A propos olimpiad - nigdy więcej! Nie, taką frajerką już nie będę, nie dam się zapędzić w dwie na raz!
Gówno prawda. Znam siebie na tyle, żeby wiedzieć, że w przyszłym roku będzie dokładnie to samo. Ech... Nie ma to jak być nadambitną.
Z dobrych wiadomości: dostałam 3.9 kg książek pod choinkę (zdążyłam przeczytać raptem dwie sztuki), i dorwałam książki Zajdla w EMPiK'u - "Cała prawda o planecie Ksi" (już jakiś czas temu), a ostatnio "Limes Inferior" i "Paradyzję". + "Czerwone dywany, odmierzony krok" Ziemkiewicza, które teraz czytam, + "Alterland" Wolskiego. Fajnie jest, tylko, cholera...
I can't stand my grandmother's behaviour anymore. I swear she's becoming more obsessive-compulsive every day. She had a hysterical fit over things not being neat in my cosmetics drawer (she threw most of is contents onto the floor, and hard. What if there had been something fragile there? A perfume bottle, for example? But she isn't thinking when she's like this, and it's scary in its own right.), my jumpers and shirts and blouses not being folded precisely into the same width and not stored by colours...

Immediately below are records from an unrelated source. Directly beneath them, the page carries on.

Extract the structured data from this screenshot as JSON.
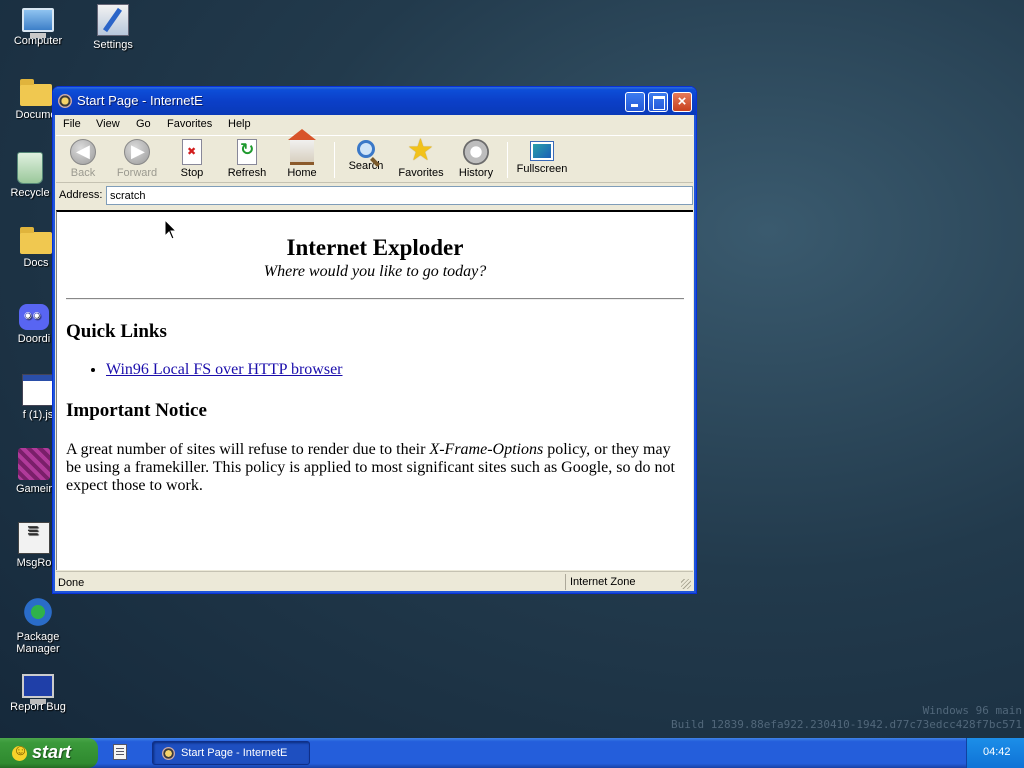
{
  "desktop": {
    "icons": [
      {
        "label": "Computer"
      },
      {
        "label": "Settings"
      },
      {
        "label": "Docume"
      },
      {
        "label": "Recycle"
      },
      {
        "label": "Docs"
      },
      {
        "label": "Doordi"
      },
      {
        "label": "f (1).js"
      },
      {
        "label": "Gameir"
      },
      {
        "label": "MsgRo"
      },
      {
        "label": "Package Manager"
      },
      {
        "label": "Report Bug"
      }
    ]
  },
  "window": {
    "title": "Start Page - InternetE",
    "menu": [
      "File",
      "View",
      "Go",
      "Favorites",
      "Help"
    ],
    "toolbar": {
      "back": "Back",
      "forward": "Forward",
      "stop": "Stop",
      "refresh": "Refresh",
      "home": "Home",
      "search": "Search",
      "favorites": "Favorites",
      "history": "History",
      "fullscreen": "Fullscreen"
    },
    "address": {
      "label": "Address:",
      "value": "scratch"
    },
    "page": {
      "heading": "Internet Exploder",
      "subtitle": "Where would you like to go today?",
      "quick_links_heading": "Quick Links",
      "quick_links": [
        "Win96 Local FS over HTTP browser"
      ],
      "notice_heading": "Important Notice",
      "notice_before": "A great number of sites will refuse to render due to their ",
      "notice_em": "X-Frame-Options",
      "notice_after": " policy, or they may be using a framekiller. This policy is applied to most significant sites such as Google, so do not expect those to work."
    },
    "status": {
      "left": "Done",
      "zone": "Internet Zone"
    }
  },
  "watermark": {
    "line1": "Windows 96 main",
    "line2": "Build 12839.88efa922.230410-1942.d77c73edcc428f7bc571"
  },
  "taskbar": {
    "start_label": "start",
    "task_label": "Start Page - InternetE",
    "clock": "04:42"
  }
}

And now she's sitting in front of the TV, staring unseeing at the screen, and I know she has no idea as to what's going on in the yet another soap opera she's supposedly watching. Nearly comatose, and it took me a few minutes of softly talking and gently shaking her shoulders to get her eyes to focus on my face when I asked whether or not she wanted some tea. She just shook her head. It' like she's become mute, really, and she didn't even bother to pretend for Mum when she came home, just went back upstairs. And her left knee is bothering her again.
A few days ago, Aunt Christine collapsed. The ER got called, and while it wasn't a cardiac arrest, it was a close call, and we're all worried. It doesn't help that she has two extremely lively and young grandchildren to take care of and she's extremely overworked. She put the babysitting on hold for the few days she needed for necessary medical examinations, but as of today, she's back on 'duty'.
I feel so bloody helpless. And depressed, let's not forget depressed. My nerves are v. much frayed. Ah well. It could have been worse. No idea how, but it could have been worse.